Ives Gandra — Eu tenho a impressão de que a única solução é o voto. Eleger governantes com outra mentalidade. E nós temos, no Brasil, uma tendência de entender que o estado pode tudo e deve fazer tudo. Os políticos entram com essa mentalidade. E o que nós temos visto é um crescimento monumental da máquina administrativa. Então, eu acho que a única revolução que podemos fazer é através do voto e do esclarecimento à população de que nós, escravos da gleba, estamos vivendo em pleno século XXI o que os escravos da gleba viviam na época medieval. Os nossos senhores feudais são os governantes, e nós somos apenas campo de manobra para eles fazerem com os nossos bens o que quiserem. E estamos em um caminho que é mais triste, de apoio permanente aos regimes bolivarianos, onde o cidadão vai perdendo completamente o seu direito de ser. Vê-se, em relação à Venezuela de hoje, à Bolívia, ao Equador, um apoio monumental da atual estrutura governamental, dos atuais detentores do poder. Dizem que o Paraguai é uma ditadura, porque dentro da Constituição só restou um presidente, que depois concorreu ao Senado sem nenhum problema, sem nenhum trauma. Em compensação, a presidente Dilma se deixa fotografar ao lado de Fidel Castro como se estivesse ao lado de um deus. Assassino notório, que matou 17 mil pessoas em paredão, sem julgamento. Uma inversão absoluta. Testemunhamos, gradativamente, uma redução dos direitos de cidadania. Isto, a meu ver, é o grande drama que vamos ter de enfrentar através do voto. É preciso esclarecer o povo, porque as migalhas dos programas sociais têm eleito os governos. E esses programas sociais, na verdade, mantêm, com algumas migalhas, um contingente de votos que permite a perpetuação no poder de pessoas que pensam mais na detenção do poder do que fazer do país um país moderno, competitivo, com condições de concorrência com outros BRICs e, evidentemente, com condições de concorrência com países desenvolvidos. Eu acho muito difícil essa mudança senão através do voto.

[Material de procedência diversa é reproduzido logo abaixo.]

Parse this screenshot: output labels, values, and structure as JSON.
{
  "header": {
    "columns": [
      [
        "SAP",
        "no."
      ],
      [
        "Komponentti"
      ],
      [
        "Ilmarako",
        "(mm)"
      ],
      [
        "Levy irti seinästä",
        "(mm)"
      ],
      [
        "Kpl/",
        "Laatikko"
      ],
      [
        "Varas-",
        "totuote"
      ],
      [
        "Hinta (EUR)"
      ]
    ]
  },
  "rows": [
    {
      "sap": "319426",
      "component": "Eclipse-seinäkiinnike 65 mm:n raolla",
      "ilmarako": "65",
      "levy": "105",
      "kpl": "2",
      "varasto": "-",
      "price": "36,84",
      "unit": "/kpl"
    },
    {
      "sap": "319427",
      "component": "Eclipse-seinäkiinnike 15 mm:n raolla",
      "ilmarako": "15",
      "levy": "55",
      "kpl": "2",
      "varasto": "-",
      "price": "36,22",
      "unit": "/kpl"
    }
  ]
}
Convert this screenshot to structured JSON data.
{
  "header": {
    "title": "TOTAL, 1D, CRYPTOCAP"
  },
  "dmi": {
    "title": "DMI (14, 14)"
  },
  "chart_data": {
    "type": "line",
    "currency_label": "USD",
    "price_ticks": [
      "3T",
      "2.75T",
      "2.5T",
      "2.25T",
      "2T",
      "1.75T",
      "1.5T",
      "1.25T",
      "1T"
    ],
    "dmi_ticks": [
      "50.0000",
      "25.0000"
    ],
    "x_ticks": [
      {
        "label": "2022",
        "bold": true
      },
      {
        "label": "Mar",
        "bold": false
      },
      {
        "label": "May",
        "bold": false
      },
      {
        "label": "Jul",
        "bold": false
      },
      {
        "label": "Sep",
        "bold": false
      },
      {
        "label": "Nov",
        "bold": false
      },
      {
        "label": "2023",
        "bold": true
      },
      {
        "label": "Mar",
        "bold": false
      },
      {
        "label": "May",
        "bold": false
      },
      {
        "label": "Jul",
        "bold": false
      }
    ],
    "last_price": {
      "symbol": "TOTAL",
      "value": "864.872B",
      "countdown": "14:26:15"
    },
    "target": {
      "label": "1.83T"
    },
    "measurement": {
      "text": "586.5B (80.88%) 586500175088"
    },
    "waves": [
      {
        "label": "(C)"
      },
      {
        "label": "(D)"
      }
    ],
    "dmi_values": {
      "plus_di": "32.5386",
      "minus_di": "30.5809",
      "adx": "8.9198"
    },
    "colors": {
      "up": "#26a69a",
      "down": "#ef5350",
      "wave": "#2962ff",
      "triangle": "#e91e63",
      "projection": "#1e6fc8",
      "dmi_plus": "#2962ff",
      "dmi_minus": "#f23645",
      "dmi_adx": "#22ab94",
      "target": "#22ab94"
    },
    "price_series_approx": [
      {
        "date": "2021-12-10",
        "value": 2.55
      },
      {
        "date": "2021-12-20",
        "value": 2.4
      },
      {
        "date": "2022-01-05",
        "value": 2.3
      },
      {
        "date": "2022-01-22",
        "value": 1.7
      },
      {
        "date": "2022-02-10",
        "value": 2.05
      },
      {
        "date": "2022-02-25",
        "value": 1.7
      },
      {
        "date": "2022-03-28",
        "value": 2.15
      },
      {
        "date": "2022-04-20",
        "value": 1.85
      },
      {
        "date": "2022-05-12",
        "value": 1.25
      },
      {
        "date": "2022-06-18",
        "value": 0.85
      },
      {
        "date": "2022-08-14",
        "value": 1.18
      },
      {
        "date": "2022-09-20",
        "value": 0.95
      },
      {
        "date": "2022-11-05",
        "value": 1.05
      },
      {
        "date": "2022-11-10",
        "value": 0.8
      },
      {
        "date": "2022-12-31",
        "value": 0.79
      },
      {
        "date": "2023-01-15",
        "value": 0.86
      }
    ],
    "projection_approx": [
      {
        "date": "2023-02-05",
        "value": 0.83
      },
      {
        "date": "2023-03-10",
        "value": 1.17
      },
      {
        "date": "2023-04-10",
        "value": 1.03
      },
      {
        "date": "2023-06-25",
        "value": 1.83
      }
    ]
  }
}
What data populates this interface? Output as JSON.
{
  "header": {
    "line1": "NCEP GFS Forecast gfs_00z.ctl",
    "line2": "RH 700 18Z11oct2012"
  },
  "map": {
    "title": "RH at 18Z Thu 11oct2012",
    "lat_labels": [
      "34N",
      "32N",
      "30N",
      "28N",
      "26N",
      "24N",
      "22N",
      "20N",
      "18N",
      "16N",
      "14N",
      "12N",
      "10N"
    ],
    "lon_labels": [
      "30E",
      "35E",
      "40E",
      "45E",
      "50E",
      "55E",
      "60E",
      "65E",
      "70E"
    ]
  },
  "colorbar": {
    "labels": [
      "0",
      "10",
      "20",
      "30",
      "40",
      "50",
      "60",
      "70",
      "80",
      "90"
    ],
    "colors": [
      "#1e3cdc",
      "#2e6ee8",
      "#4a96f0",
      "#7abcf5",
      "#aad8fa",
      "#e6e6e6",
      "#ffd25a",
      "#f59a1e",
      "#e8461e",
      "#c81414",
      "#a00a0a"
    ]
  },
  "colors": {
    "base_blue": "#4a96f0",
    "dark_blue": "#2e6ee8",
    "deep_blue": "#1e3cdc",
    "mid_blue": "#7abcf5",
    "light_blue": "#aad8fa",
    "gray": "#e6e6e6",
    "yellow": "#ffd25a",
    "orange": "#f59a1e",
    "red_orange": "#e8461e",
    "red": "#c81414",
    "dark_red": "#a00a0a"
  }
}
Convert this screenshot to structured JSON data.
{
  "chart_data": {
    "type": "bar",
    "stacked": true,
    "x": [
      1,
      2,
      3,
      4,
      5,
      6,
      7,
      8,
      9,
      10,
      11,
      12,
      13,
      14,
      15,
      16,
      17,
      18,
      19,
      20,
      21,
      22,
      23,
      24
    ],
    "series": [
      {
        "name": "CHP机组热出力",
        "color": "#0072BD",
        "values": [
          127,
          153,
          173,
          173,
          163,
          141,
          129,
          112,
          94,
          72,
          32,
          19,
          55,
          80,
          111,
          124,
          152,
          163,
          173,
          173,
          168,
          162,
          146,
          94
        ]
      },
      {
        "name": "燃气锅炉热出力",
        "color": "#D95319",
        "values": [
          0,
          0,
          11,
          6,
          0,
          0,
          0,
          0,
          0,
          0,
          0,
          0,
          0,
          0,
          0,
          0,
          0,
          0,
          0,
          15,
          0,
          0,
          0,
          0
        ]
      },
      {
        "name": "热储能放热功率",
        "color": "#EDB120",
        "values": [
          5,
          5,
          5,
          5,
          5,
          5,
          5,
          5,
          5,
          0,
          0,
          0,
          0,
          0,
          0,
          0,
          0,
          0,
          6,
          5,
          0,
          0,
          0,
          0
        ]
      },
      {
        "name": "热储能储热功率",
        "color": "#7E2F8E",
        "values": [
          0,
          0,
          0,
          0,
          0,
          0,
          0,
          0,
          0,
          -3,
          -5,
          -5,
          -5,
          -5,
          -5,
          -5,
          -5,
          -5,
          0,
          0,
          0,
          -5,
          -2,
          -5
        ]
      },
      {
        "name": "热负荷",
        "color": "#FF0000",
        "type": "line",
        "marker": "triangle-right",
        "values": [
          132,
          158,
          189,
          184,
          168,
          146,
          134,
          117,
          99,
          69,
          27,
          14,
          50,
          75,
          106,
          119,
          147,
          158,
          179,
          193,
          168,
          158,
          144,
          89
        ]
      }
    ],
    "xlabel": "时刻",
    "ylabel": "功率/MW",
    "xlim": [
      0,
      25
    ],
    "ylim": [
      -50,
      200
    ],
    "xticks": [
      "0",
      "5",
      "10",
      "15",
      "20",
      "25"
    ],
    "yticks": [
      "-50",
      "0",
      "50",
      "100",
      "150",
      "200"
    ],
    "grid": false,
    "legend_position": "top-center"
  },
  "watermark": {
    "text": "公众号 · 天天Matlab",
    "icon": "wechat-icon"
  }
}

Conjur — Este governo tem defeitos próprios, como qualquer outro. Mas a hipertrofia do Estado e a assimetria na relação entre o particular e o Estado, é característica comum de todos os governos desde o tempo do Império, não é? 
Ives Gandra — É como um câncer, que existe desde o Império, mas hoje estamos com metástase em todo o organismo social. Se compararmos a hipertrofia no atual governo, com situações similares no passado, vemos que os próprios militares poderiam ser considerados monges trapistas nesse departamento. Há cerca de 20 anos, a carga tributária era de 22%, 23%. É a carga que sustenta a administração pública. Estamos falando da carga tributária que existia em 1992, 1993, na gestão de Itamar Franco. Hoje estamos com uma carga de 37%. Os serviços públicos continuam, se comparado com de outros países, muito ruins. O que ainda funcionou foram os privatizados, rodovias etc.

Conjur — Voltando para o cenário da máquina judiciária. Há casos que chamam a atenção. Houve uma desapropriação de fazendeiros, na área onde foi construída Itaipu, para reforma agrária. Os donos das terras não foram indenizados. Posteriormente, os colonos da reforma agrária, que nem chegaram a plantar, foram desapropriados para criação da represa. Esses colonos foram indenizados. Como se passaram 30 ou 40 anos, o valor do crédito dos fazendeiros ficou enorme. O tamanho da cifra é motivo para não pagar?
Ives Gandra — A máquina só funciona contra o cidadão, porque temos um estado aético e caloteiro. É preciso entender isso para compreender a realidade brasileira. Os precatórios: quantas vezes eles mudaram a Constituição para continuar caloteiros? E quando cresce a dívida, fica mais evidente a vocação caloteira do nosso poder público, a vocação aética. Eles dizem: “Não, agora temos de cuidar do interesse público.” Para mim, interesse público não existe. Existe interesse dos detentores do poder. Interesse público é interesse da sociedade. Quem diz: o interesse individual não pode prevalecer sobre o interesse público, está mentindo. O interesse individual é o interesse da sociedade a quem o poder público deveria servir. Mas, na verdade, o poder público, quando fala em interesse público, ele quer dizer: “Pelo meu interesse de detentor do poder, de gastador da máquina burocrática, os valores muito grande nós não devemos pagar. E é o que está acontecendo com os precatórios. O próprio Supremo que decidiu a favor do cidadão com os precatórios teve que colocar “n” condições, e eles não conseguem executar de qualquer forma.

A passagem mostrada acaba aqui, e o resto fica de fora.